The median number of days to sell in February has continued its downward trend. Nationally, according to REINZ, the figure was 35 days compared to 47 in February 2019. This is the lowest it’s been for 13 years.

Manawatu/Wanganui was the best performing region at 24 days. The lowest-performing region, by contrast, was Northland where the average number of days to sell was 60, down 5 days from February 2019. 

Auction rooms were again busy in February with 16.8% of all sales nationwide going under the hammer. This is the highest percentage since November 2017. 

Rents

Rents continued to hit record highs in February. 

  • Stock measure of rental property prices increased 3.4 percent.
  • Flow measure of rental property prices increased 2.3 percent.

It had seemed likely that weekly rents would continue to increase with regulation putting an additional squeeze on the market in the wake of cautious landlords. However COVID-19’s impact muddies the waters. For example, in areas which had a lot of AirBnB for tourism, there will be downward pressure on rents as these properties come back into the long term rental pool. 

Where to next? 

The economic fallout from the coronavirus pandemic is likely to hit the property market hard over the coming months. Analysts are now expecting house prices to fall. Some are even predicting that it could be, as much as 5-10%. 
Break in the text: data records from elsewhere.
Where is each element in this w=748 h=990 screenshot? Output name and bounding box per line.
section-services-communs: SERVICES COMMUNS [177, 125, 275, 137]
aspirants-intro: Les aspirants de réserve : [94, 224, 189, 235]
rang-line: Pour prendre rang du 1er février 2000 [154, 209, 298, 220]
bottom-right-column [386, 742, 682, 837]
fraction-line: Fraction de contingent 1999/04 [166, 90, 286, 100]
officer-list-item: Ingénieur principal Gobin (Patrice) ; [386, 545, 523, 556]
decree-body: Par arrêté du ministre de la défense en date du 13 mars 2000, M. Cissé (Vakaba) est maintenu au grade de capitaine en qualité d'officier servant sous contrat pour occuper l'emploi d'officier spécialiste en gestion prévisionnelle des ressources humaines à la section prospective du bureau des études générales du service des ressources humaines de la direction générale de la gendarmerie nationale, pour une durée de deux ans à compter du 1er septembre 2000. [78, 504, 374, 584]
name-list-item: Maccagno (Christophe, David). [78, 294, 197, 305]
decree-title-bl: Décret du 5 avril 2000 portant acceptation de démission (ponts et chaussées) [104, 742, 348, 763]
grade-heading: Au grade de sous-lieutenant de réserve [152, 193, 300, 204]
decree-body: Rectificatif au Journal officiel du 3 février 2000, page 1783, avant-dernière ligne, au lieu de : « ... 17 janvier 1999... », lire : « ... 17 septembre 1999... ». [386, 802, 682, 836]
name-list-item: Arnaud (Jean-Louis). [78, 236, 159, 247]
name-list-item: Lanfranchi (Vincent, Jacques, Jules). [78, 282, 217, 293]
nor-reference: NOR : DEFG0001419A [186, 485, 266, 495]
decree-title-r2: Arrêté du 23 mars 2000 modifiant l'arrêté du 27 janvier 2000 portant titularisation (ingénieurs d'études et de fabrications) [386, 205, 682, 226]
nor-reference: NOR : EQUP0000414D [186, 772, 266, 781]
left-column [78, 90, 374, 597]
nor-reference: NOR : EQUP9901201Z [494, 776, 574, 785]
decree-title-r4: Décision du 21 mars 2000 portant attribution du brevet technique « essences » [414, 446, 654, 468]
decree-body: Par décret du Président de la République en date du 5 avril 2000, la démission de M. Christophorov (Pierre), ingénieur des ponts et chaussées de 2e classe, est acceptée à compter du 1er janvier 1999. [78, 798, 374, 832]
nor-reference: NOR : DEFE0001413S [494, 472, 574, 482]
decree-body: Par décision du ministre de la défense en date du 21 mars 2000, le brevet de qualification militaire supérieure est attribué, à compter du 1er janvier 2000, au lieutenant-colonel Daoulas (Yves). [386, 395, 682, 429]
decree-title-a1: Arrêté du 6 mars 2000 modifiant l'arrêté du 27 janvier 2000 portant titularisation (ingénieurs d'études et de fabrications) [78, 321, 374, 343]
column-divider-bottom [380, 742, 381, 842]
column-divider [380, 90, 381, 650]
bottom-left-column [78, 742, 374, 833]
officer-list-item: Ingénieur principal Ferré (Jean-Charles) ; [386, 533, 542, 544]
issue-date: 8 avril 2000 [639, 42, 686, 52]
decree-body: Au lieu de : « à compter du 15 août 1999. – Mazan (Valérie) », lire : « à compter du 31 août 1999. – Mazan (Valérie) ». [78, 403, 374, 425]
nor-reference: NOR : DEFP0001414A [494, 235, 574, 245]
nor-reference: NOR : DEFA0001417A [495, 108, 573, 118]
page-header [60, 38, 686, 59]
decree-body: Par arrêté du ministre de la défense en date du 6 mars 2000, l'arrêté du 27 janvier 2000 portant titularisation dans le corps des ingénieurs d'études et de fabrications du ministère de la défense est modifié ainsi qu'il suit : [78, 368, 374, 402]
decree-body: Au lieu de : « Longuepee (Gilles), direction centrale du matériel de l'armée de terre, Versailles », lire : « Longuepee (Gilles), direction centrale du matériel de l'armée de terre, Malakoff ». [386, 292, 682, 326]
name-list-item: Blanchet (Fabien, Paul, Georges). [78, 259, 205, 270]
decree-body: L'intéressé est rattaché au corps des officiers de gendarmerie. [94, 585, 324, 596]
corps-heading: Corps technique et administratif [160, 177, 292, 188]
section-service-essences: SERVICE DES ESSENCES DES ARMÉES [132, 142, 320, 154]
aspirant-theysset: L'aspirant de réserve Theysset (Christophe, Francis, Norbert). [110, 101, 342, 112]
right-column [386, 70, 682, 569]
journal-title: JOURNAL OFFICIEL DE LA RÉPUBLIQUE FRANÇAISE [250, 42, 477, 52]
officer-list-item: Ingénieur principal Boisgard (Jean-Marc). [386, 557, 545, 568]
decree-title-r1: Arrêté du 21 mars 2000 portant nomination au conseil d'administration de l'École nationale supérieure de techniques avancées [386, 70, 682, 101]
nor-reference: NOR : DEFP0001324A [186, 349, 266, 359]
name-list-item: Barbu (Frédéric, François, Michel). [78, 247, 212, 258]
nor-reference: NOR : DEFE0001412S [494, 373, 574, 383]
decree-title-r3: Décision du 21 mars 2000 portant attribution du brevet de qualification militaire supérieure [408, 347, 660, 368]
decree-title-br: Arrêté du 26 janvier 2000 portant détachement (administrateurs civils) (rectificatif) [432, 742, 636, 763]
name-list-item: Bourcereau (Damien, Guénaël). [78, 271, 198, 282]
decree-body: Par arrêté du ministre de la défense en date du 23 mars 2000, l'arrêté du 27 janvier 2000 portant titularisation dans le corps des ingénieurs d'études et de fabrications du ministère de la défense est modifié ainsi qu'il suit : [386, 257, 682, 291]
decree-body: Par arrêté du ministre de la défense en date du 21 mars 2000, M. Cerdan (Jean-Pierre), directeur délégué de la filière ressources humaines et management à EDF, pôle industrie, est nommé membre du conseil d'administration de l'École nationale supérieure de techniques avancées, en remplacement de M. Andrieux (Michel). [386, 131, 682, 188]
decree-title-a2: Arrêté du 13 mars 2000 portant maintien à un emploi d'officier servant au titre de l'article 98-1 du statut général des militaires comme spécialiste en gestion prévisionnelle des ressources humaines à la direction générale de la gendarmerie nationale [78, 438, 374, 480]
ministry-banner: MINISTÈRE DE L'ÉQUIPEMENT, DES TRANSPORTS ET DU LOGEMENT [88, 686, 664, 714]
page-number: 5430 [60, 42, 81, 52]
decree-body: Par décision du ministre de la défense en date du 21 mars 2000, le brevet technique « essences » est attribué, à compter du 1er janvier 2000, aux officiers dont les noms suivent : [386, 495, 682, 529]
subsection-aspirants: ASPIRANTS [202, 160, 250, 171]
Despite the record low mortgage interest rates, there are fears that COVID-19 could lead to a credit crunch as unemployment inevitably increases. 

The government’s unprecedented $12.1 billion package of support is designed to deal with the worst of the economic effects, however it won’t be able to save all jobs and is unlikely to stave off recession.  

Job losses as well as reduced consumer spending and subdued confidence from home owners will be felt in the property market nationwide. The situation for those areas that are dependent on the worst-affected industries will be even more challenging. 

In a global recession that’s predicted to be even worse than the GFC, the bad news is that the crisis could continue for some time yet. 

I’ll keep you updated and informed on what is a rapidly changing situation.